28 years ago
to this very day, I lumbered into church, feeling like a beached whale. Our sanctuary didn’t have wooden pews but
soft backed chairs, so I was able to get through the service in some
comfort. Then my brother in law invited
us to Costco, a real treat as we didn’t have a membership. But the big warehouse and cement floor had me
stopping at every chair I could find for a rest. Back in the car, with minus 25 temperatures,
I was not impressed when my brother in law’s little hyundi refused to
start. I’m going to have this baby here
if you don’t get the car started, I sulked.
Somehow the three Rosborough men got the car going, I went home and 12
hours later, I had a baby.
So my Epiphany
Sunday started in a sulky mood of entitlement.

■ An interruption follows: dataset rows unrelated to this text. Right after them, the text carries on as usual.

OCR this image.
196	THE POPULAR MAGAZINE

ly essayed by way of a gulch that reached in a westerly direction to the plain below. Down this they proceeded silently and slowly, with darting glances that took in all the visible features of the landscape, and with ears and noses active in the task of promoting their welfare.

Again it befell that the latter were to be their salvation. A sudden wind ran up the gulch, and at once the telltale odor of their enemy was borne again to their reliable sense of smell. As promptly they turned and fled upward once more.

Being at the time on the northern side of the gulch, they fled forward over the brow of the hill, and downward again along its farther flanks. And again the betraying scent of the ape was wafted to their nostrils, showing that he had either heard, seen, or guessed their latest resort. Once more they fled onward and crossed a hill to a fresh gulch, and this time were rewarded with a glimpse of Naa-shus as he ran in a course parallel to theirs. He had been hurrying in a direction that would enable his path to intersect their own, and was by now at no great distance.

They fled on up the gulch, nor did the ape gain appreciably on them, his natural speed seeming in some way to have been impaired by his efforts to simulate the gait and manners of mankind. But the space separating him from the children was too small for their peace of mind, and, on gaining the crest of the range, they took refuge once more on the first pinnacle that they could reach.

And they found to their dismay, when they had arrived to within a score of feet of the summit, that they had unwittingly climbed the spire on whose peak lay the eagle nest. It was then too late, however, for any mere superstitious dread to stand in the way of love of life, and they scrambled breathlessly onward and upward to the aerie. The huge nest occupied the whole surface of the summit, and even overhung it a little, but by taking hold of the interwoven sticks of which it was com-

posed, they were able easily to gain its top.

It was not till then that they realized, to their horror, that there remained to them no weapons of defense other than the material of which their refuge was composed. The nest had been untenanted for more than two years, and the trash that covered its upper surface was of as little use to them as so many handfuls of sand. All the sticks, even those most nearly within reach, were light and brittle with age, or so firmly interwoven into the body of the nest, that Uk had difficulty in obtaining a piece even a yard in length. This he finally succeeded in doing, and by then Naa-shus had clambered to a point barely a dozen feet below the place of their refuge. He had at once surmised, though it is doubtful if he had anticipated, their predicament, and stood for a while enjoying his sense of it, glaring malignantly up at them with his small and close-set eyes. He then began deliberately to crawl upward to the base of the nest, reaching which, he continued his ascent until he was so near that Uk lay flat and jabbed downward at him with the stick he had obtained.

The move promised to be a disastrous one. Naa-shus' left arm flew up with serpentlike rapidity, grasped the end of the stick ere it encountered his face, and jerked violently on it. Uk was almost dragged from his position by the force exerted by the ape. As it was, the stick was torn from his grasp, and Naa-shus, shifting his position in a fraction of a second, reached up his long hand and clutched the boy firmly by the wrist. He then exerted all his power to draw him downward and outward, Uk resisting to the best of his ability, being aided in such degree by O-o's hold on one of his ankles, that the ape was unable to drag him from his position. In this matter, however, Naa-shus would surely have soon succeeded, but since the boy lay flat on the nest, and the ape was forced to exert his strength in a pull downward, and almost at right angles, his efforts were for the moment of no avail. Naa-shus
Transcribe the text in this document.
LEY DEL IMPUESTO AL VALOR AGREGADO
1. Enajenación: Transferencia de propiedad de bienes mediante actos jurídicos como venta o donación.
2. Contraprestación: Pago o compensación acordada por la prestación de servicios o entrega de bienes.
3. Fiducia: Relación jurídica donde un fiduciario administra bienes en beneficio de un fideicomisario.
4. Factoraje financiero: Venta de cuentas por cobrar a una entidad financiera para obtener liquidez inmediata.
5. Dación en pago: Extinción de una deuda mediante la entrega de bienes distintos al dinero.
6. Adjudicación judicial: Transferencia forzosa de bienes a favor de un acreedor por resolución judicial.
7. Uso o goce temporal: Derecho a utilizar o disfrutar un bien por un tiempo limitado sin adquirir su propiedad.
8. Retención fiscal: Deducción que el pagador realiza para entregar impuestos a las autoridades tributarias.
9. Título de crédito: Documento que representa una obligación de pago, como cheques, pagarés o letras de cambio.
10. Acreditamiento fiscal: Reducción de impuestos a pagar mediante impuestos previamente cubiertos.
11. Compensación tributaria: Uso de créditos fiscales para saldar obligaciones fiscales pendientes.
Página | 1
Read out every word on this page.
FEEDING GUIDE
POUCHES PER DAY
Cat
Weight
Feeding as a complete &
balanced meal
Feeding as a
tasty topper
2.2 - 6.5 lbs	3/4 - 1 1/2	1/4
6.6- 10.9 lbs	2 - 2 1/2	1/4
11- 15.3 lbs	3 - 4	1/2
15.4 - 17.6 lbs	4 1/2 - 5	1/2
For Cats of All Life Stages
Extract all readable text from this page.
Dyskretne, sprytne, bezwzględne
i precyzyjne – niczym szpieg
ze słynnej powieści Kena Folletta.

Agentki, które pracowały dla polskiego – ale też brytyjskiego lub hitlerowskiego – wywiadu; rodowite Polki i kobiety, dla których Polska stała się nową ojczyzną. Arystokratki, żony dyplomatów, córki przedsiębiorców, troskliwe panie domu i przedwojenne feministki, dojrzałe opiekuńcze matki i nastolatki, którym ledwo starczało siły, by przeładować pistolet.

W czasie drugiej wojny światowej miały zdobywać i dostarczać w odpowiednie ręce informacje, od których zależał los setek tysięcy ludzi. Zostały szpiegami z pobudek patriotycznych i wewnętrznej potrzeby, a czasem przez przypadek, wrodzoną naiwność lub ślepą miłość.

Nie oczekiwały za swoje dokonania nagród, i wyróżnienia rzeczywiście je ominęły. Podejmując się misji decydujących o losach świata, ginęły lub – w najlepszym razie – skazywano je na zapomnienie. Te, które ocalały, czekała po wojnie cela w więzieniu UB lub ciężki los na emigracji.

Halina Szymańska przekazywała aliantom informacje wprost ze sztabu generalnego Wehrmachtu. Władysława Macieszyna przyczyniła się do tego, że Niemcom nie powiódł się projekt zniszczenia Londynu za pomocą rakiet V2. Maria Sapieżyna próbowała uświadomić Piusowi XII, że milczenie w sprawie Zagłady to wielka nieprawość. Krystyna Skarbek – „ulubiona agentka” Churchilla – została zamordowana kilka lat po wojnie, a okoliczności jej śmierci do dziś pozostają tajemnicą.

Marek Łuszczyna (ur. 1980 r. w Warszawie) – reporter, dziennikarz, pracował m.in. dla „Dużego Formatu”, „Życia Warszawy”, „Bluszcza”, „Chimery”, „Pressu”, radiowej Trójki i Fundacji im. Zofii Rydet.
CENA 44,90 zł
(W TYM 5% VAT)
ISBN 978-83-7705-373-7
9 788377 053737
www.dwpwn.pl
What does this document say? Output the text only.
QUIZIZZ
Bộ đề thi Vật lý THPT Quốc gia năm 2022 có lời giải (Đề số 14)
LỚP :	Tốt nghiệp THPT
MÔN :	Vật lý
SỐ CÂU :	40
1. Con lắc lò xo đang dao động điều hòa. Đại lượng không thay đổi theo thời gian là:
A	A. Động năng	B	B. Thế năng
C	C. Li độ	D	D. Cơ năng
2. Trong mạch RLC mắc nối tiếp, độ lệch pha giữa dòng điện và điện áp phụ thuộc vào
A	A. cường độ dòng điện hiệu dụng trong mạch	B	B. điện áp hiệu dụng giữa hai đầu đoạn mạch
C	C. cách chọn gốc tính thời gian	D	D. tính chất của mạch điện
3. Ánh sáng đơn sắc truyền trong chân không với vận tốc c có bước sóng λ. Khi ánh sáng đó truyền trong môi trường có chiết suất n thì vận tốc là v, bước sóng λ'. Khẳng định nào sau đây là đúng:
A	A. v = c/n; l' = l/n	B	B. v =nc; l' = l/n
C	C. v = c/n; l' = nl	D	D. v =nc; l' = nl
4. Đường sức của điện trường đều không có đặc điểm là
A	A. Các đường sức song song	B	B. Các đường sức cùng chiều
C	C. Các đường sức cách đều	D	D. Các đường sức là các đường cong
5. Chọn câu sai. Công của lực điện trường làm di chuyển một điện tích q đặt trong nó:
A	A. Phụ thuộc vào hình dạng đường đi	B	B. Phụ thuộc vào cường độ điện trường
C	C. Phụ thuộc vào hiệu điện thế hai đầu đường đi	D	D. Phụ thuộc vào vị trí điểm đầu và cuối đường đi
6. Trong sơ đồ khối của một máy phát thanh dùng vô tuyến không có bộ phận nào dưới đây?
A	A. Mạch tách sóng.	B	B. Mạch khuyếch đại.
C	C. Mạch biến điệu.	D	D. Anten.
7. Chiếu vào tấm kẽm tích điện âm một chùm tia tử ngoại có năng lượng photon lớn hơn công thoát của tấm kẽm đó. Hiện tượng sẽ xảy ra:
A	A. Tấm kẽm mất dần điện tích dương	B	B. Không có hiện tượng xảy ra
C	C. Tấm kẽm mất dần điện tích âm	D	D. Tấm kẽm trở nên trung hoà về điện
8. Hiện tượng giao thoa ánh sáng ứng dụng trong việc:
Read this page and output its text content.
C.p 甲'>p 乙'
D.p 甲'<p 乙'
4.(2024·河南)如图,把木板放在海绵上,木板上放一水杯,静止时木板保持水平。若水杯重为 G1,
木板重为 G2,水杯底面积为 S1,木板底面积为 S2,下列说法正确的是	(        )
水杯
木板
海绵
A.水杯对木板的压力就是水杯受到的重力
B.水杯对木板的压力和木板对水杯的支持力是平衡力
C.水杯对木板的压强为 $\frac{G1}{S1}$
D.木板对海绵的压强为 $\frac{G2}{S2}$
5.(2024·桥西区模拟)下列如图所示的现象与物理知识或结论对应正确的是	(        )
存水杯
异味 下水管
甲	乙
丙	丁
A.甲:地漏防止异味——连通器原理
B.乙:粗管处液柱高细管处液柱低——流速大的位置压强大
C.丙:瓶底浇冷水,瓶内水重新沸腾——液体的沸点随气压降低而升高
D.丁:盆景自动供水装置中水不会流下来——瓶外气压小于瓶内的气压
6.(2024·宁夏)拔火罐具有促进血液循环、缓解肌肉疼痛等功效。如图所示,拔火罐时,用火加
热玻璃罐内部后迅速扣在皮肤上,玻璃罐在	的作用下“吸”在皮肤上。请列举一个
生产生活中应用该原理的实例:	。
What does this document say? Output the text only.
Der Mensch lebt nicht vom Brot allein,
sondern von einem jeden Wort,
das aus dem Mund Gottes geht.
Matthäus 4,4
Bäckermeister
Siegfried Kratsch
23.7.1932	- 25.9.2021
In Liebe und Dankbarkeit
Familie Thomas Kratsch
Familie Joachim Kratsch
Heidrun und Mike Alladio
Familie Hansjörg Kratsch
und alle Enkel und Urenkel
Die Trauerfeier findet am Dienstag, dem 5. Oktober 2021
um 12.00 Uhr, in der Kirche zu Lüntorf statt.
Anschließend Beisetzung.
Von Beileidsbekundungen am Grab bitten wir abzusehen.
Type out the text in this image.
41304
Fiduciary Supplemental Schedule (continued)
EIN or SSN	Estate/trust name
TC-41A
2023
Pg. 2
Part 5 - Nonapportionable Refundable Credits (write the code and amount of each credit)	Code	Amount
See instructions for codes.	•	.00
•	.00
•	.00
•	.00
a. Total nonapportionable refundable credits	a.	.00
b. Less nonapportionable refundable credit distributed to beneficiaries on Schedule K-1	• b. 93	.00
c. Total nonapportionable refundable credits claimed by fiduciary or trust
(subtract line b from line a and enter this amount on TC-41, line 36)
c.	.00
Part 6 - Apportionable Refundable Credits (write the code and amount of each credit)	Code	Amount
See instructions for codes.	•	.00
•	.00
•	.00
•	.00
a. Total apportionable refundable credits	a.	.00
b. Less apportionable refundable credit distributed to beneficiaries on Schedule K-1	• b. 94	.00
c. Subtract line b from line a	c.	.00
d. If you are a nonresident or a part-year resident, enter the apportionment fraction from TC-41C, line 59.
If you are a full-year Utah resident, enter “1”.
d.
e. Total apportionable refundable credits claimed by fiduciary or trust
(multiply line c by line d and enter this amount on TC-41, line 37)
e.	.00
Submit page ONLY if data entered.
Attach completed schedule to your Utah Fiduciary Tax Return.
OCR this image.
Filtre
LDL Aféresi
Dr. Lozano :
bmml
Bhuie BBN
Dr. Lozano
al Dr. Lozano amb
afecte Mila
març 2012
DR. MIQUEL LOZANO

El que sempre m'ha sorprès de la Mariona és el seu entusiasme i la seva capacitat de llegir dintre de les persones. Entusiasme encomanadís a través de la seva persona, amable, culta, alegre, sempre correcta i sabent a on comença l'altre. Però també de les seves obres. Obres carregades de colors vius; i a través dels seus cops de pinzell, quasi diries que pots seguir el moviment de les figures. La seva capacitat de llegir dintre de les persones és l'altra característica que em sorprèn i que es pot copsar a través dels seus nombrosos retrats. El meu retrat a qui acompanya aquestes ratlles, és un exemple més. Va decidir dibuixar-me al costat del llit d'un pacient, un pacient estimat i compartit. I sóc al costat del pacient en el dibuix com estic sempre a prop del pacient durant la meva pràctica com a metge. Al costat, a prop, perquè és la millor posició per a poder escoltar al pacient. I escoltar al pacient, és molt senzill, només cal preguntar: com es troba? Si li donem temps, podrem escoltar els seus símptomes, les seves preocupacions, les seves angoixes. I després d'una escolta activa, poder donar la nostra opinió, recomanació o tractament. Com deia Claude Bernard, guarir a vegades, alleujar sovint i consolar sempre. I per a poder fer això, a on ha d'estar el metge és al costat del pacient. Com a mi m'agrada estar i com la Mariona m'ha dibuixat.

I was not in a good space. I felt
entitled to kid-glove handling and a certain level of sympathy as I waddled around
church and store. But when that baby was
finally put into my arms, all the sulks disappeared in the sheer wonder of the
miracle of holding a beautiful child.
It took the
hard work and pain of labor to shake me out of my entitlement mind set. But Herod did not have that pain and
agony. He stayed stuck in his entitlement
and was so threatened by the visit of the magi that he turned violent. The suggestion that there was a new and
different kind of leadership out there, an alternative king to him, was so
threatening, Matthew says, that Herod resorted to the worst crime against
humanity; he targeted small children for slaughter. All because of three wandering philosophers
who asked too many questions in the wrong place.
It was a
natural mistake for the Magi to make, assuming that the palace would be where
an infant king would be born, and natural to assume that Herod would be the
father, or perhaps even the grandfather.
After all,
that’s where kings and rulers are born, not in an insignificant town full of
dirt poor people.
And this
story would have resonated with Matthew’s audience who all knew the tale of
their greatest leader, Moses, who also survived a tyrant targeting small
defenseless children.
What is it
about children that leave us shaking when they are attacked? Whether it is a drug addict in Edmonton
attacking his girlfriend’s children, or a Syrian toddler drowned on a beach as
his family tried desperately to flee war, or children held in detention centres
for illegal immigrants dying needlessly, these stories cut to the heart of what
it means to be human. All too often
children are the victims of willful, entitled people grasping for power and
control.
We don’t
need to look too far back in Canadian history to see the damage done when we as
a society were so threatened by children that we put them into schools to teach
them what we thought would make them most like us. And the TRC calls us to become educated about
how that has impacted generations of families.
But we also see children at the Mount Cashel orphanage, or the Nova
Scotia Home for Colored Children, and even here in Athabasca where a coach is
alleged to have targeted his young athletes.
For whatever reason, some people feel like they are entitled to take out
their negative emotions and lust for power or control on humans least likely to
be able to stand up for themselves.
Matthew
placed Jesus firmly in the camp of folks who knew what it was like to be
threatened by powerful people. He shaped
his understanding of Jesus from Matthew background in the stories of
Moses. He showed Jesus not as a powerful
king and leader, but as someone so threatening that his parents became refugees
just to save their child’s life, to protect Jesus when he was most vulnerable.
But Jesus
never stopped being vulnerable. He never
stopped identifying with the poor, the powerless, the folks who had little to
no say in what happened in their lives.
The ones who
knew pain and suffering. The ones who
struggled to live by higher principles than just power, control and
accumulation. The ones who look
elsewhere than palaces for direction.
The ones who recognized when they were in a place where
self-aggrandization is more important than doing what’s right. And even the wise philosophers who recognized
that maybe where they think they will find answers in glorious places of pomp
and circumstance, turned out to be places of greed and selfishness.
We are
called by Matthew to turn from the palaces and the powerful, as the Magi did,
and search again by a star of wisdom and wonder. To humble ourselves enough to go into a
stable where the hope of the world should never be found. We are called to ward against our own attitudes
of entitlement and instead choose the surprise of finding epiphany in strange
places.
In the end,
the Magi chose a humble path, and that humbleness was what led them to what
they were truly seeking. But, as I found
out 28 years ago, it’s when we are most humble, most honest with ourselves, and
most prepared to face the pain of being truly vulnerable, that we can find the
deep joy of an encounter with a God that so loves us, that pain and
vulnerability is worth the risk to reach us.
The scandal
of the Gospel message, and the scandal of the Magi’s search for meaning is that
the Divine is not found only in lofty places, but also in the lowliest times,
the earthiest and most humble of places.
And that divine reach right down into our deepest pain and suffering is
a reach of love that brings healing and joy.
May we all be transformed by such joy as we follow our Epiphany stars.